Pour appréhender le comportement spécifique d'une zone particulière d'un ouvrage modélisé à l'aide d'éléments filaires, et pour ne pas avoir à gérer un modèle trop lourd, on peut être amené à y insérer des éléments plaques, en lieu et place des éléments filaires initiaux. La liaison entre ces deux parties de nature différente se fait via des liaisons ou barres rigides en “toiles d'araignées”.
Exemples de liaisons d'un modèle filaire global avec des parties modélisées en plaques :
On peut aussi souhaiter modéliser uniquement une partie de l’ouvrage en éléments plaques et venir placer aux frontières de cette partie les déplacements ou les efforts aux nœuds issus du modèle global filaire (principe du zoom structurel). Ces déplacements ou ces efforts sont alors transmis aux éléments de plaques par l’intermédiaire de liaisons rigides constituées d’éléments de type poutres. Ces zones de liaisons entre poutres et plaques doivent être modélisées suffisamment loin de la zone à étudier pour s’assurer que les efforts introduits par les liaisons rigides soient diffusés correctement jusqu’à la zone d’étude.

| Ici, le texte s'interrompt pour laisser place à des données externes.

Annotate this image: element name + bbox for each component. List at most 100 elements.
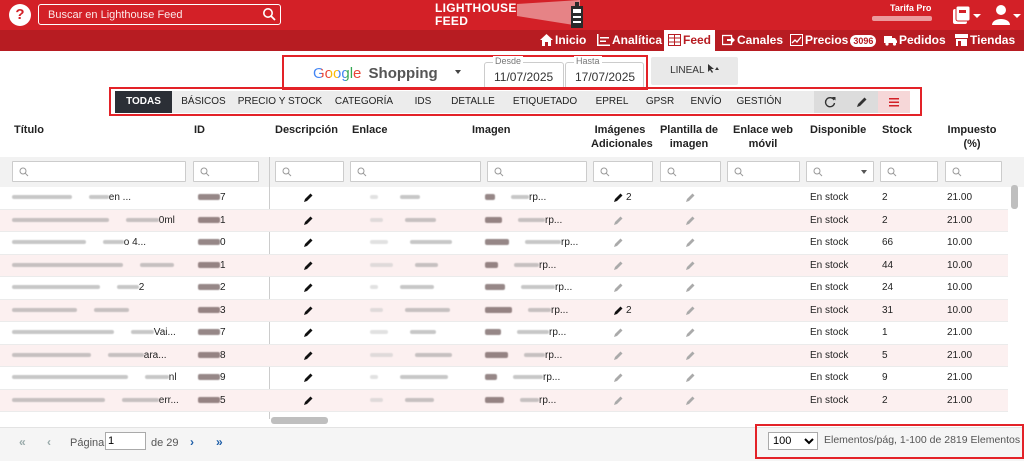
cell-stock[interactable]: 31 (882, 300, 893, 322)
cell-titulo[interactable]: Vai... (12, 322, 176, 344)
edit-images-icon[interactable] (613, 260, 624, 271)
col-header-enlace-movil[interactable]: Enlace web móvil (733, 123, 793, 151)
edit-description-icon[interactable] (303, 215, 314, 226)
cell-id[interactable]: 1 (198, 210, 226, 232)
edit-images-icon[interactable] (613, 215, 624, 226)
cell-imagen[interactable]: rp... (485, 300, 568, 322)
cell-imagen[interactable]: rp... (485, 187, 546, 209)
tab-detalle[interactable]: DETALLE (443, 91, 503, 113)
cell-enlace[interactable] (370, 277, 434, 299)
cell-titulo[interactable]: en ... (12, 187, 131, 209)
tab-gestion[interactable]: GESTIÓN (729, 91, 789, 113)
cell-imagen[interactable]: rp... (485, 390, 556, 412)
cell-disponible[interactable]: En stock (810, 322, 848, 344)
cell-impuesto[interactable]: 10.00 (947, 255, 972, 277)
edit-images-icon[interactable] (613, 395, 624, 406)
tab-categoria[interactable]: CATEGORÍA (325, 91, 403, 113)
table-row[interactable]: nl 9 rp... En stock 9 21.00 (0, 367, 1008, 390)
table-row[interactable]: err... 5 rp... En stock 2 21.00 (0, 389, 1008, 412)
filter-plantilla[interactable] (660, 161, 721, 182)
cell-impuesto[interactable]: 21.00 (947, 345, 972, 367)
edit-description-icon[interactable] (303, 327, 314, 338)
edit-images-icon[interactable] (613, 192, 624, 203)
cell-disponible[interactable]: En stock (810, 255, 848, 277)
edit-template-icon[interactable] (685, 350, 696, 361)
edit-template-icon[interactable] (685, 282, 696, 293)
filter-imagen[interactable] (487, 161, 587, 182)
nav-analitica[interactable]: Analítica (597, 30, 662, 51)
filter-enlace-movil[interactable] (727, 161, 800, 182)
cell-enlace[interactable] (370, 322, 436, 344)
channel-select[interactable]: Google Shopping (313, 65, 438, 82)
filter-impuesto[interactable] (945, 161, 1002, 182)
tab-etiquetado[interactable]: ETIQUETADO (503, 91, 587, 113)
col-header-plantilla[interactable]: Plantilla de imagen (659, 123, 719, 151)
cell-id[interactable]: 1 (198, 255, 226, 277)
cell-id[interactable]: 8 (198, 345, 226, 367)
cell-impuesto[interactable]: 21.00 (947, 322, 972, 344)
table-row[interactable]: o 4... 0 rp... En stock 66 10.00 (0, 232, 1008, 255)
cell-stock[interactable]: 5 (882, 345, 888, 367)
cell-impuesto[interactable]: 21.00 (947, 390, 972, 412)
filter-descripcion[interactable] (275, 161, 344, 182)
edit-template-icon[interactable] (685, 305, 696, 316)
cell-stock[interactable]: 9 (882, 367, 888, 389)
cell-enlace[interactable] (370, 345, 452, 367)
filter-id[interactable] (193, 161, 259, 182)
edit-template-icon[interactable] (685, 372, 696, 383)
edit-description-icon[interactable] (303, 395, 314, 406)
lighthouse-logo[interactable]: LIGHTHOUSE FEED (432, 0, 592, 30)
cell-id[interactable]: 9 (198, 367, 226, 389)
cell-id[interactable]: 3 (198, 300, 226, 322)
first-page-icon[interactable]: « (19, 435, 26, 449)
cell-imagen[interactable]: rp... (485, 210, 562, 232)
col-header-impuesto[interactable]: Impuesto (%) (947, 123, 997, 151)
date-from-field[interactable]: Desde 11/07/2025 (484, 56, 564, 89)
cell-impuesto[interactable]: 21.00 (947, 367, 972, 389)
tab-envio[interactable]: ENVÍO (683, 91, 729, 113)
cell-disponible[interactable]: En stock (810, 390, 848, 412)
table-row[interactable]: en ... 7 rp... 2 En stock 2 21.00 (0, 187, 1008, 210)
edit-template-icon[interactable] (685, 260, 696, 271)
edit-images-icon[interactable] (613, 305, 624, 316)
cell-stock[interactable]: 2 (882, 390, 888, 412)
cell-imagen[interactable]: rp... (485, 322, 566, 344)
cell-impuesto[interactable]: 21.00 (947, 187, 972, 209)
last-page-icon[interactable]: » (216, 435, 223, 449)
cell-titulo[interactable]: o 4... (12, 232, 146, 254)
table-row[interactable]: Vai... 7 rp... En stock 1 21.00 (0, 322, 1008, 345)
cell-disponible[interactable]: En stock (810, 345, 848, 367)
cell-imagen[interactable]: rp... (485, 277, 572, 299)
cell-stock[interactable]: 24 (882, 277, 893, 299)
cell-enlace[interactable] (370, 210, 436, 232)
table-row[interactable]: 2 2 rp... En stock 24 10.00 (0, 277, 1008, 300)
edit-template-icon[interactable] (685, 395, 696, 406)
nav-canales[interactable]: Canales (722, 30, 783, 51)
page-number-input[interactable] (105, 432, 146, 450)
cell-stock[interactable]: 66 (882, 232, 893, 254)
filter-stock[interactable] (880, 161, 938, 182)
cell-disponible[interactable]: En stock (810, 277, 848, 299)
date-to-field[interactable]: Hasta 17/07/2025 (565, 56, 644, 89)
user-menu-icon[interactable] (991, 4, 1021, 26)
cell-disponible[interactable]: En stock (810, 300, 848, 322)
cell-imagen[interactable]: rp... (485, 232, 578, 254)
cell-impuesto[interactable]: 10.00 (947, 277, 972, 299)
edit-description-icon[interactable] (303, 282, 314, 293)
cell-titulo[interactable]: 2 (12, 277, 144, 299)
nav-tiendas[interactable]: Tiendas (955, 30, 1015, 51)
cell-enlace[interactable] (370, 300, 450, 322)
edit-description-icon[interactable] (303, 192, 314, 203)
columns-menu-button[interactable] (878, 91, 910, 113)
col-header-enlace[interactable]: Enlace (352, 123, 387, 137)
cell-impuesto[interactable]: 21.00 (947, 210, 972, 232)
search-icon[interactable] (262, 7, 276, 21)
edit-images-icon[interactable] (613, 372, 624, 383)
cell-titulo[interactable]: 0ml (12, 210, 175, 232)
tab-basicos[interactable]: BÁSICOS (172, 91, 235, 113)
nav-precios[interactable]: Precios 3096 (790, 30, 877, 51)
col-header-id[interactable]: ID (194, 123, 205, 137)
cell-impuesto[interactable]: 10.00 (947, 232, 972, 254)
filter-titulo[interactable] (12, 161, 186, 182)
edit-images-icon[interactable] (613, 350, 624, 361)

Par exemple, dans le cadre de l’analyse d’une zone de raccordement de deux PRS (Poutres Reconstituées Soudées), la zone a été modélisée en éléments plaques et coques (voir figure ci-après). Aux extrémités des PRS modélisés sur une certaine longueur, on introduit des torseurs par l’intermédiaire de liaisons rigides, la structure étant appuyée au niveau de la platine inférieure. La vue ci-après montre que ces liaisons rigides sont situées suffisamment loin (à près de 2 m) de la zone à étudier. Il est à noter que la platine est suffisamment rigide pour ne pas avoir à créer de liaisons rigides.
L'exemple ci-après représente la structure singulière du caisson d'about d'un ouvrage d'art relativement large. Les deux réactions d'appuis sont introduites (à droite) sous ce caisson qui est réputé parfaitement encastré dans le tablier (à gauche). Elles sont issues d'un modèle filaire/plaques global. Le poids propre et les charges sur le caisson en lui-même sont modélisées, le cas échéant. Cette approche simplifie l'introduction des données, puisqu'elle ne nécessite que quelques réactions d'appui plutôt que des torseurs complexes à obtenir à la coupure avec le tablier de par la nature du modèle global.
Modèle global avec modélisation simplifiée du caisson d'about.